Where intrinsic traits are relatively fixed, value-based attributes are dynamic. They reflect a customer's relationship with your business over time. And that relationship is one of your most powerful levers for optimizing marketing performance.
Spending Behavior Based Segmentation
Not all paying customers are equally valuable. Spending-based segmentation groups customers by how much and how often they spend. This can include metrics like:
- Purchase frequency
- Average order value (AOV)
- Total spend to date
This allows you to create high-impact marketing strategies like:
- Loyalty and retention campaigns for your top-tier customers—the "whales"—who buy frequently and spend heavily.

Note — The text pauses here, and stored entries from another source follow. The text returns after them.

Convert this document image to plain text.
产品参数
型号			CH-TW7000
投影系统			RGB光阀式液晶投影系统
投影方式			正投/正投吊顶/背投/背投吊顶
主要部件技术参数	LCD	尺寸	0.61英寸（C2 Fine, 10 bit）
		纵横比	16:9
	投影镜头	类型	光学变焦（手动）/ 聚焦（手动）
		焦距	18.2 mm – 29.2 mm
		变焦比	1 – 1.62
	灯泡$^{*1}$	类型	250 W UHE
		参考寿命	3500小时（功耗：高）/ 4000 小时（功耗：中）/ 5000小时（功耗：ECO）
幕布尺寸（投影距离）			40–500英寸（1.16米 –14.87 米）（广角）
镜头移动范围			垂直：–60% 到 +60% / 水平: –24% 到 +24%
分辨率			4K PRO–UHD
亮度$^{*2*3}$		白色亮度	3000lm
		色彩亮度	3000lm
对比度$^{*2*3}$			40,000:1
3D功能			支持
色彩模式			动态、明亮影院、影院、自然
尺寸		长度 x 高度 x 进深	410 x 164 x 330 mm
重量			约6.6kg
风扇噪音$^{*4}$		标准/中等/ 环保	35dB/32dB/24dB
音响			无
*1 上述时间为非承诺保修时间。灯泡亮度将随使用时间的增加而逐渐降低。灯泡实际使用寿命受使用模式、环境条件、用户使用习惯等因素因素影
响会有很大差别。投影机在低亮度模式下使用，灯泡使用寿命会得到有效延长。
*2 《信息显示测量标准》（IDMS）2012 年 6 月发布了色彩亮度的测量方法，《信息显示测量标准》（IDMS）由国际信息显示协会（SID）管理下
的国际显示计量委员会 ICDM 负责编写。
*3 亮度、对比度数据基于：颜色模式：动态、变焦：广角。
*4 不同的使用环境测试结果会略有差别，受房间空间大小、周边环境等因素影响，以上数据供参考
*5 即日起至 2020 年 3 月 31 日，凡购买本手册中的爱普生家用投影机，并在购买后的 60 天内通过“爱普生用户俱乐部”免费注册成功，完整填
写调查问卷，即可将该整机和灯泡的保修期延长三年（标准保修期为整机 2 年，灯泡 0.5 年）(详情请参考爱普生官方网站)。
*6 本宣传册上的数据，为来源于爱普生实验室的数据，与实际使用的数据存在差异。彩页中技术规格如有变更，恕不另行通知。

- Discount bundle offers to high-frequency but low-AOV customers who may be price sensitive, but are ready to spend if the deal is right.
Customer Lifecycle Based Segmentation
Every customer is on a journey. Lifecycle segmentation focuses on where they are in that journey, using signals like:
- Customer Lifetime Value (LTV)
- Churn Status
By aligning your messaging to a customer's stage in the lifecycle, you can take actions such as:
- Streamline onboarding sequences for new customers, designed to build habits and reduce early churn.
- Win-back offers for Churned High-LTV customers, such as discounts, reminders, or limited-time bundles.
- Surprise and delight moments for loyal, high-LTV customers to reinforce retention (e.g. early access, exclusive perks).
Value-based segmentation ensures you're not treating all customers equally, but treating them appropriately based on their relationship with your business. It helps you allocate marketing spend like a portfolio manager: investing more where the return justifies it, and pulling back where it doesn't.
Real World Marketing Actions from Value Based Segmentation
- Ride sharing apps like Lyft and Uber use machine learning to offer precise discounts to Churning customers to reengage their usage of the app.
- At Beyond Data Consulting, we helped an e-commerce company reduce $1M in annual marketing expenditure by withholding discounts from a segment of high-frequency, low-churn-risk customers (read the full case study here).
- Apple sells a premium AirPods offering—AirPods Pro—to optimize engagement of high LTV, high AOV customers.
Conclusion: Building a Unified Approach to Customer Segmentation
By combining intrinsic and value-based segmentation, marketing organizations can create a comprehensive understanding of their customers that drives both long term strategy and mid term profitability.
The most sophisticated marketing approaches leverage both methods simultaneously:
- They use intrinsic traits to ensure messaging resonates on a personal, actionable level.
- They use value-based metrics to optimize resource allocation and ensure that customers' have optimal relationships with the business.
However, all businesses are different, and have different ways of doing things.
For example, businesses with high customer acquisition costs and high lifetime value (such as consulting firms) typically benefit from longer, more personalized marketing approaches. In contrast, businesses with low acquisition costs and low lifetime value (like many e-commerce companies) often find greater success with traditional marketing channels such as social media.
Additionally, a company's maturity significantly influences its marketing strategy. To effectively implement Value-Based Segmentation and understand customer relationships, a business needs sufficient historical data from customer interactions and transactions.
Ultimately, marketing represents just one vector of a business's evolution, and Intrinsic-Based Segmentation and Value-Based Segmentation take on varying roles and importance at different stages of a company's development.
Questions for Reflection:
- ➡️ At what stage of marketing evolution is your business?
- ➡️ Are you doing Intrinsic-Based Segmentation, Value-Based Segmentation, or both?